O advogado-geral da União defendeu a autocontenção do STF e exaltou as “virtudes passivas” do tribunal, que tem incomodado os congressistas por se meter em questões políticas com frequência.
Segundo Messias, “a política tem sido levada a uma espécie de terceiro turno e tensionado na perspectiva de transformar o Supremo Tribunal Federal numa espécie de terceira casa legislativa”.
O AGU de Lula disse que não tem “concordância com essa visão” e usou uma metáfora: “Na minha visão, entendo que o Supremo Tribunal Federal não deve ser o Procon da política”.
“Procon da política”
O problema é que Lula usou o STF como “Procon da política” por meio da AGU de Messias.
Eleito sem uma base parlamentar expressiva, o petista recorreu aos ministros do Supremo quando perdeu votações decisivas no Congresso Nacional, e conseguiu reverter as derrotas.
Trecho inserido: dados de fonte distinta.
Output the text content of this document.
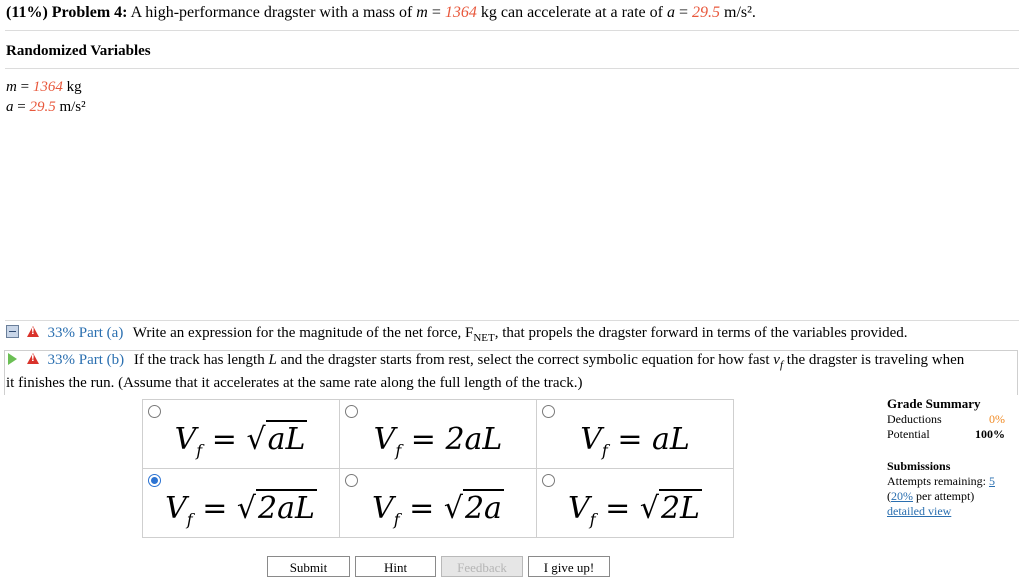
(11%) Problem 4: A high-performance dragster with a mass of m = 1364 kg can accelerate at a rate of a = 29.5 m/s².
Randomized Variables
m = 1364 kg
a = 29.5 m/s²
! 33% Part (a) Write an expression for the magnitude of the net force, $F_{NET}$, that propels the dragster forward in terms of the variables provided.
! 33% Part (b) If the track has length L and the dragster starts from rest, select the correct symbolic equation for how fast $v_f$ the dragster is traveling when
it finishes the run. (Assume that it accelerates at the same rate along the full length of the track.)
$V_f = √aL$	$V_f = 2aL$	$V_f$ = aL

$V_f = √2aL$	$V_f = √2a$	$V_f = √2L$
Grade Summary
Deductions	0%
Potential	100%
Submissions
Attempts remaining: 5
(20% per attempt)
detailed view
Submit	Hint	Feedback	I give up!
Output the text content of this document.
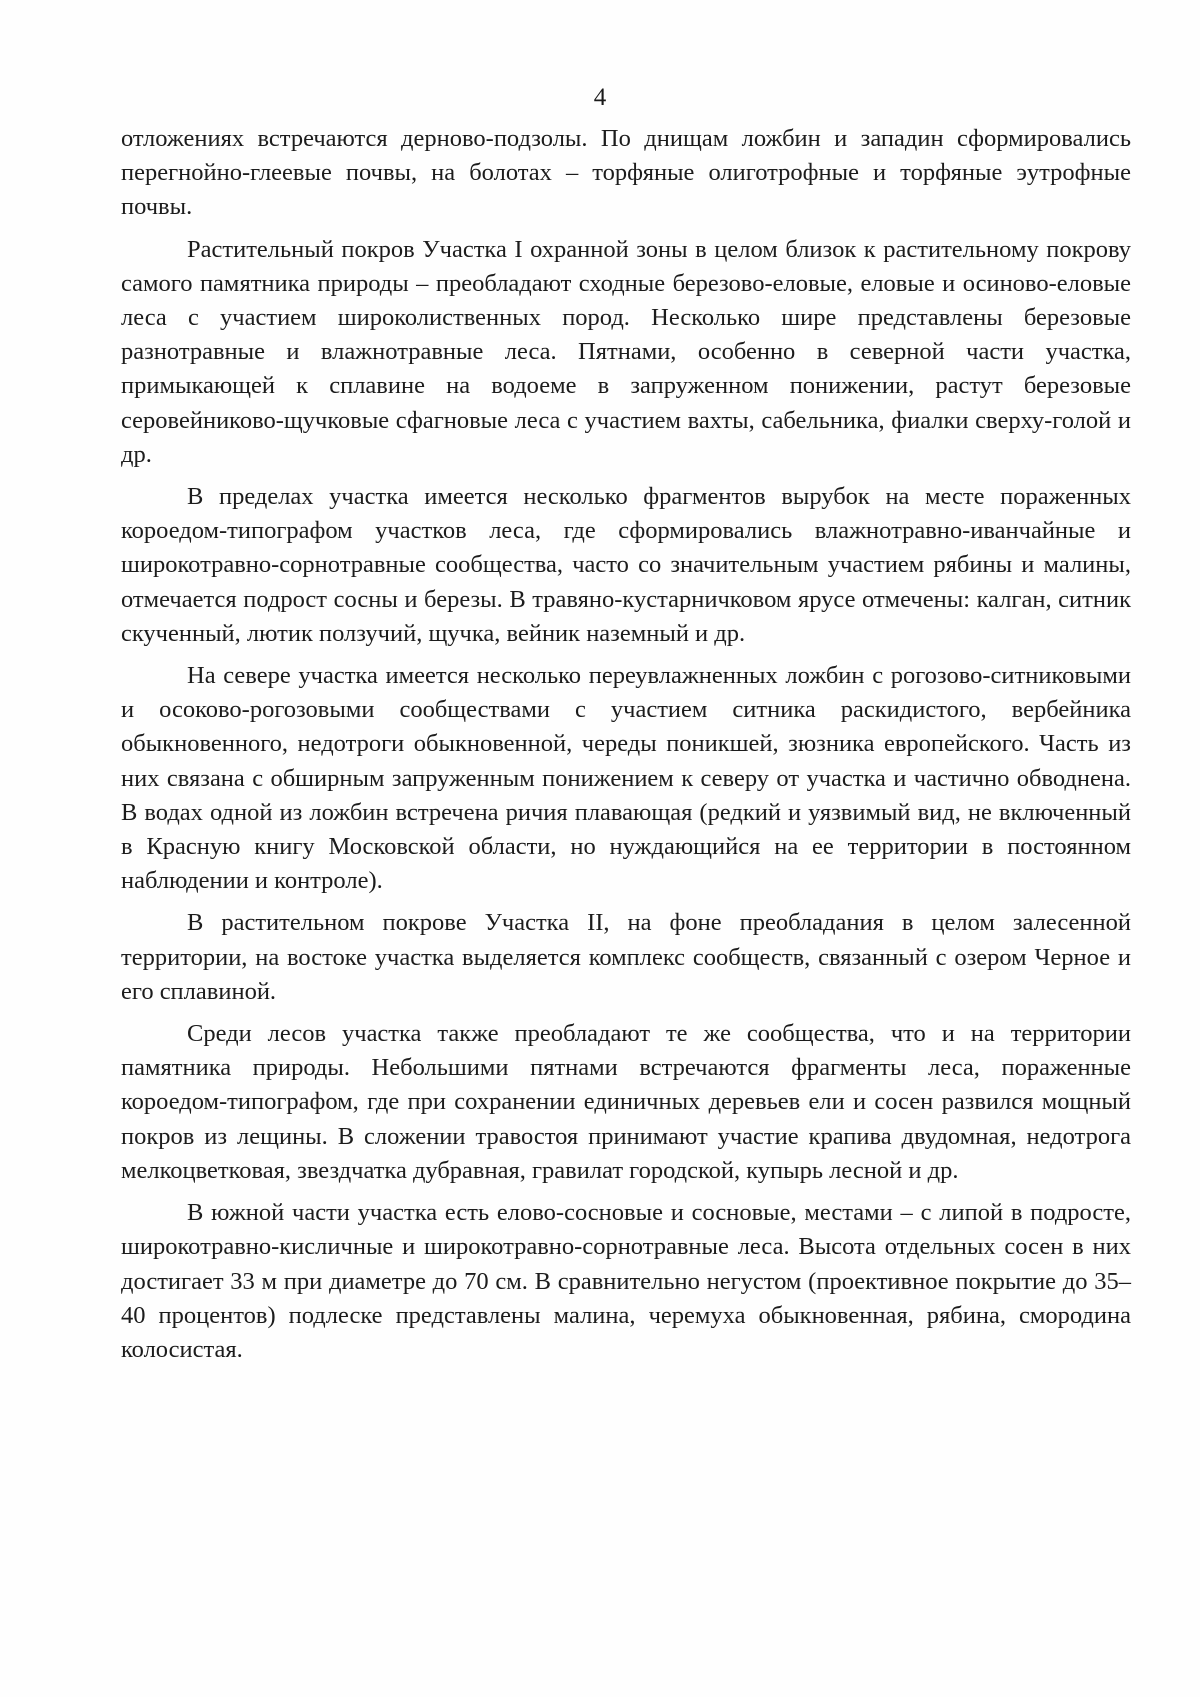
4

отложениях встречаются дерново-подзолы. По днищам ложбин и западин сформировались перегнойно-глеевые почвы, на болотах – торфяные олиготрофные и торфяные эутрофные почвы.

Растительный покров Участка I охранной зоны в целом близок к растительному покрову самого памятника природы – преобладают сходные березово-еловые, еловые и осиново-еловые леса с участием широколиственных пород. Несколько шире представлены березовые разнотравные и влажнотравные леса. Пятнами, особенно в северной части участка, примыкающей к сплавине на водоеме в запруженном понижении, растут березовые серовейниково-щучковые сфагновые леса с участием вахты, сабельника, фиалки сверху-голой и др.

В пределах участка имеется несколько фрагментов вырубок на месте пораженных короедом-типографом участков леса, где сформировались влажнотравно-иванчайные и широкотравно-сорнотравные сообщества, часто со значительным участием рябины и малины, отмечается подрост сосны и березы. В травяно-кустарничковом ярусе отмечены: калган, ситник скученный, лютик ползучий, щучка, вейник наземный и др.

На севере участка имеется несколько переувлажненных ложбин с рогозово-ситниковыми и осоково-рогозовыми сообществами с участием ситника раскидистого, вербейника обыкновенного, недотроги обыкновенной, череды поникшей, зюзника европейского. Часть из них связана с обширным запруженным понижением к северу от участка и частично обводнена. В водах одной из ложбин встречена ричия плавающая (редкий и уязвимый вид, не включенный в Красную книгу Московской области, но нуждающийся на ее территории в постоянном наблюдении и контроле).

В растительном покрове Участка II, на фоне преобладания в целом залесенной территории, на востоке участка выделяется комплекс сообществ, связанный с озером Черное и его сплавиной.

Среди лесов участка также преобладают те же сообщества, что и на территории памятника природы. Небольшими пятнами встречаются фрагменты леса, пораженные короедом-типографом, где при сохранении единичных деревьев ели и сосен развился мощный покров из лещины. В сложении травостоя принимают участие крапива двудомная, недотрога мелкоцветковая, звездчатка дубравная, гравилат городской, купырь лесной и др.

В южной части участка есть елово-сосновые и сосновые, местами – с липой в подросте, широкотравно-кисличные и широкотравно-сорнотравные леса. Высота отдельных сосен в них достигает 33 м при диаметре до 70 см. В сравнительно негустом (проективное покрытие до 35–40 процентов) подлеске представлены малина, черемуха обыкновенная, рябина, смородина колосистая.
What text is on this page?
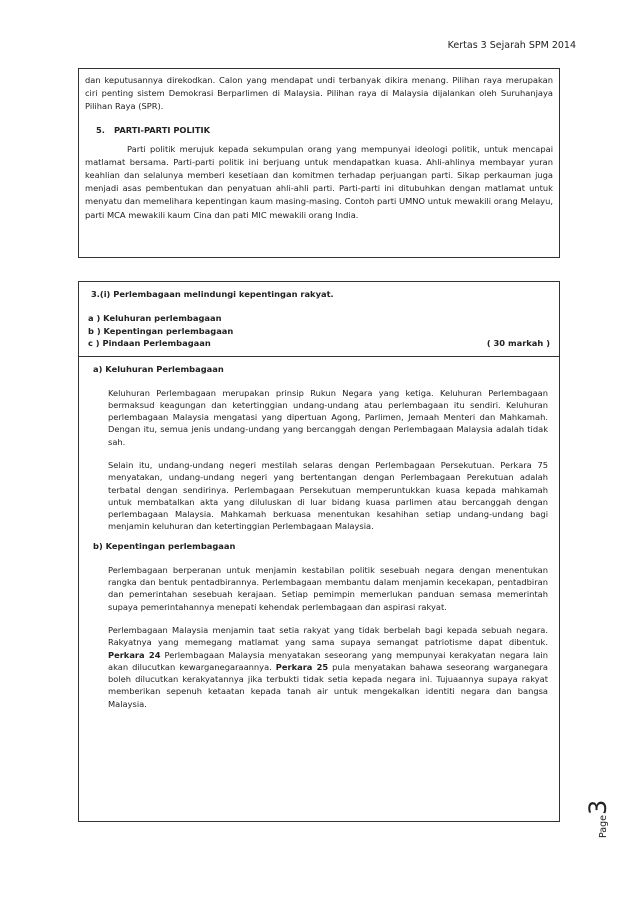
Kertas 3 Sejarah SPM 2014

dan keputusannya direkodkan. Calon yang mendapat undi terbanyak dikira menang. Pilihan raya merupakan ciri penting sistem Demokrasi Berparlimen di Malaysia. Pilihan raya di Malaysia dijalankan oleh Suruhanjaya Pilihan Raya (SPR).

5. PARTI-PARTI POLITIK

Parti politik merujuk kepada sekumpulan orang yang mempunyai ideologi politik, untuk mencapai matlamat bersama. Parti-parti politik ini berjuang untuk mendapatkan kuasa. Ahli-ahlinya membayar yuran keahlian dan selalunya memberi kesetiaan dan komitmen terhadap perjuangan parti. Sikap perkauman juga menjadi asas pembentukan dan penyatuan ahli-ahli parti. Parti-parti ini ditubuhkan dengan matlamat untuk menyatu dan memelihara kepentingan kaum masing-masing. Contoh parti UMNO untuk mewakili orang Melayu, parti MCA mewakili kaum Cina dan pati MIC mewakili orang India.

3.(i) Perlembagaan melindungi kepentingan rakyat.
a ) Keluhuran perlembagaan
b ) Kepentingan perlembagaan
c ) Pindaan Perlembagaan	( 30 markah )
a) Keluhuran Perlembagaan

Keluhuran Perlembagaan merupakan prinsip Rukun Negara yang ketiga. Keluhuran Perlembagaan bermaksud keagungan dan ketertinggian undang-undang atau perlembagaan itu sendiri. Keluhuran perlembagaan Malaysia mengatasi yang dipertuan Agong, Parlimen, Jemaah Menteri dan Mahkamah. Dengan itu, semua jenis undang-undang yang bercanggah dengan Perlembagaan Malaysia adalah tidak sah.

Selain itu, undang-undang negeri mestilah selaras dengan Perlembagaan Persekutuan. Perkara 75 menyatakan, undang-undang negeri yang bertentangan dengan Perlembagaan Perekutuan adalah terbatal dengan sendirinya. Perlembagaan Persekutuan memperuntukkan kuasa kepada mahkamah untuk membatalkan akta yang diluluskan di luar bidang kuasa parlimen atau bercanggah dengan perlembagaan Malaysia. Mahkamah berkuasa menentukan kesahihan setiap undang-undang bagi menjamin keluhuran dan ketertinggian Perlembagaan Malaysia.

b) Kepentingan perlembagaan

Perlembagaan berperanan untuk menjamin kestabilan politik sesebuah negara dengan menentukan rangka dan bentuk pentadbirannya. Perlembagaan membantu dalam menjamin kecekapan, pentadbiran dan pemerintahan sesebuah kerajaan. Setiap pemimpin memerlukan panduan semasa memerintah supaya pemerintahannya menepati kehendak perlembagaan dan aspirasi rakyat.

Perlembagaan Malaysia menjamin taat setia rakyat yang tidak berbelah bagi kepada sebuah negara. Rakyatnya yang memegang matlamat yang sama supaya semangat patriotisme dapat dibentuk. Perkara 24 Perlembagaan Malaysia menyatakan seseorang yang mempunyai kerakyatan negara lain akan dilucutkan kewarganegaraannya. Perkara 25 pula menyatakan bahawa seseorang warganegara boleh dilucutkan kerakyatannya jika terbukti tidak setia kepada negara ini. Tujuaannya supaya rakyat memberikan sepenuh ketaatan kepada tanah air untuk mengekalkan identiti negara dan bangsa Malaysia.

Page3
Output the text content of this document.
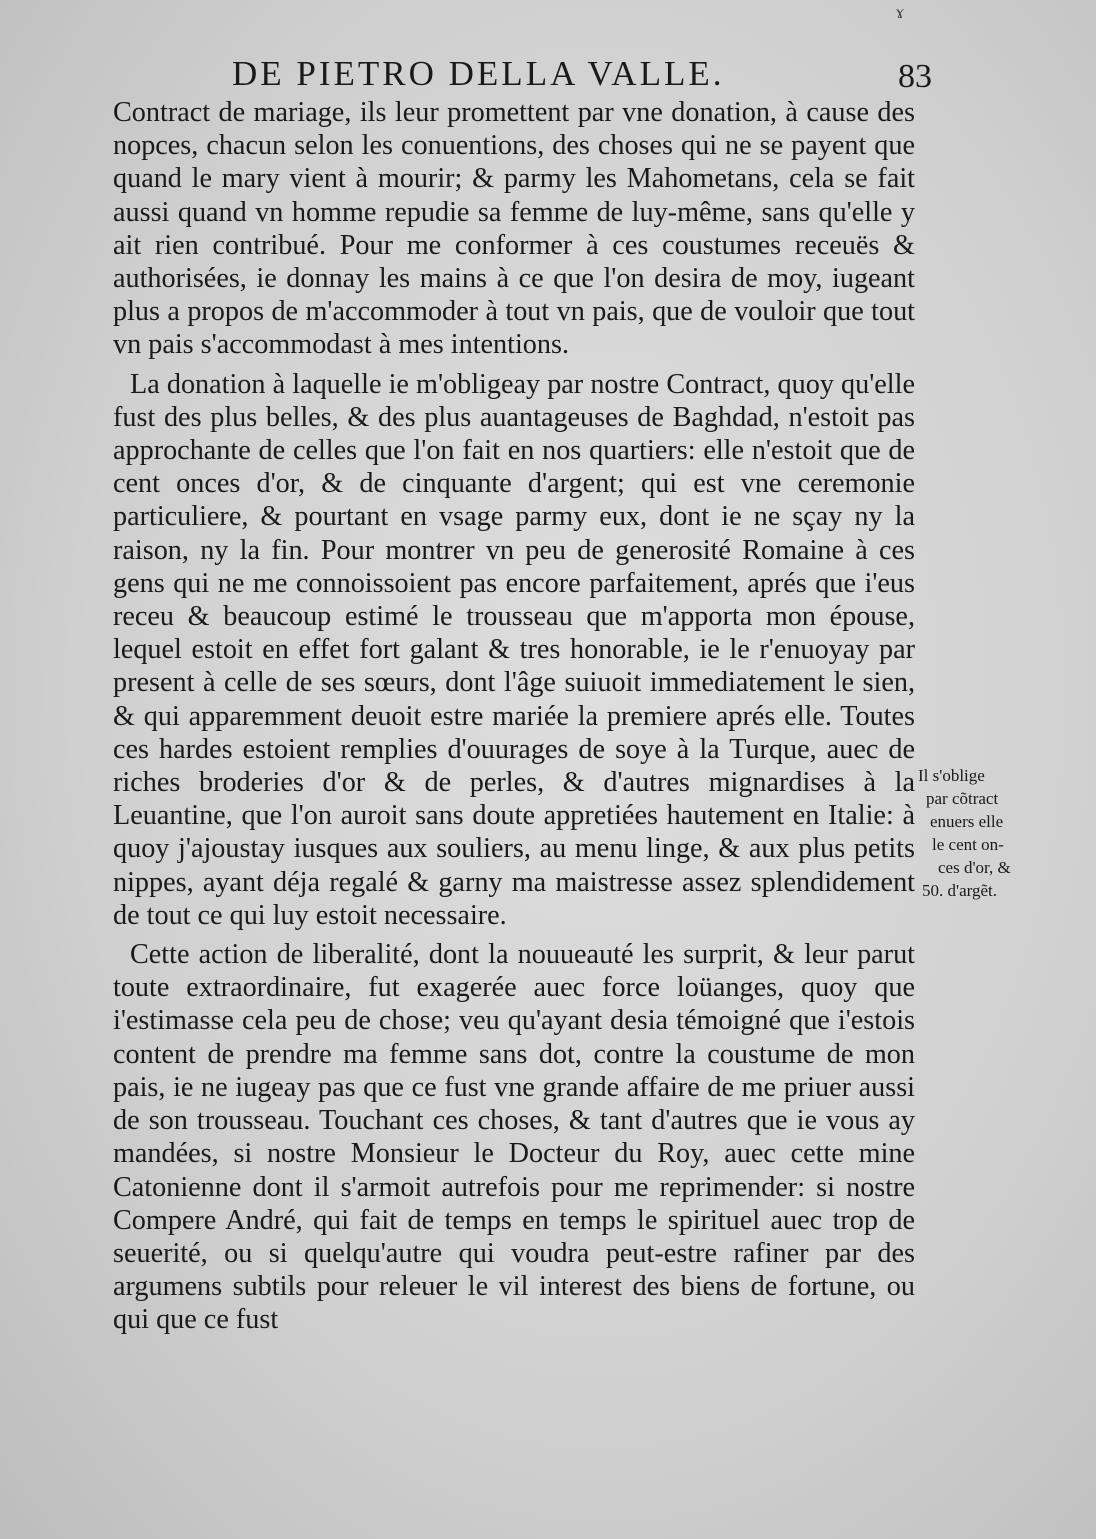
ɤ
DE PIETRO DELLA VALLE.	83

Contract de mariage, ils leur promettent par vne donation, à cause des nopces, chacun selon les conuentions, des choses qui ne se payent que quand le mary vient à mourir; & parmy les Mahometans, cela se fait aussi quand vn homme repudie sa femme de luy-même, sans qu'elle y ait rien contribué. Pour me conformer à ces coustumes receuës & authorisées, ie donnay les mains à ce que l'on desira de moy, iugeant plus a propos de m'accommoder à tout vn pais, que de vouloir que tout vn pais s'accommodast à mes intentions.

La donation à laquelle ie m'obligeay par nostre Contract, quoy qu'elle fust des plus belles, & des plus auantageuses de Baghdad, n'estoit pas approchante de celles que l'on fait en nos quartiers: elle n'estoit que de cent onces d'or, & de cinquante d'argent; qui est vne ceremonie particuliere, & pourtant en vsage parmy eux, dont ie ne sçay ny la raison, ny la fin. Pour montrer vn peu de generosité Romaine à ces gens qui ne me connoissoient pas encore parfaitement, aprés que i'eus receu & beaucoup estimé le trousseau que m'apporta mon épouse, lequel estoit en effet fort galant & tres honorable, ie le r'enuoyay par present à celle de ses sœurs, dont l'âge suiuoit immediatement le sien, & qui apparemment deuoit estre mariée la premiere aprés elle. Toutes ces hardes estoient remplies d'ouurages de soye à la Turque, auec de riches broderies d'or & de perles, & d'autres mignardises à la Leuantine, que l'on auroit sans doute appretiées hautement en Italie: à quoy j'ajoustay iusques aux souliers, au menu linge, & aux plus petits nippes, ayant déja regalé & garny ma maistresse assez splendidement de tout ce qui luy estoit necessaire.

Cette action de liberalité, dont la nouueauté les surprit, & leur parut toute extraordinaire, fut exagerée auec force loüanges, quoy que i'estimasse cela peu de chose; veu qu'ayant desia témoigné que i'estois content de prendre ma femme sans dot, contre la coustume de mon pais, ie ne iugeay pas que ce fust vne grande affaire de me priuer aussi de son trousseau. Touchant ces choses, & tant d'autres que ie vous ay mandées, si nostre Monsieur le Docteur du Roy, auec cette mine Catonienne dont il s'armoit autrefois pour me reprimender: si nostre Compere André, qui fait de temps en temps le spirituel auec trop de seuerité, ou si quelqu'autre qui voudra peut-estre rafiner par des argumens subtils pour releuer le vil interest des biens de fortune, ou qui que ce fust

Il s'oblige
par cõtract
enuers elle
le cent on-
ces d'or, &
50. d'argẽt.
A primeira interferência expressiva ocorreu em abril de 2024, após o Congresso prorrogar, contra a vontade do governo, a desoneração sobre a folha de pagamento de 17 setores da economia.
Lula vetou a prorrogação, o Congresso derrubou o veto e a AGU pediu que o ministro Cristiano Zanin suspendesse a deliberação dos parlamentares.
Zanin suspendeu a desoneração sob a alegação de que a prorrogação foi feita sem demostrar o impacto financeiro e foi firmado um acordo para estabelecer uma reoneração gradual até 2027.
Coincidentemente, o caso, questionado por meio de uma ação direta de inconstitucionalidade, voltou à pauta do plenário do STF nesta quarta-feira, 29, após período de vista de Alexandre de Moraes.
IOF
Coube a Moraes, aliás, reverter outra derrota considerável do governo Lula no Congresso, ao recolocar de pé no meio do ano passado o aumento do Imposto sobre Operações Financeiras (IOF) após os parlamentares o derrubarem.
Quem buscou o “terceiro turno” nesse caso, de novo, foi a AGU de Messias, cujo histórico não endossa o discurso feito perante os senadores na CCJ nesta quarta.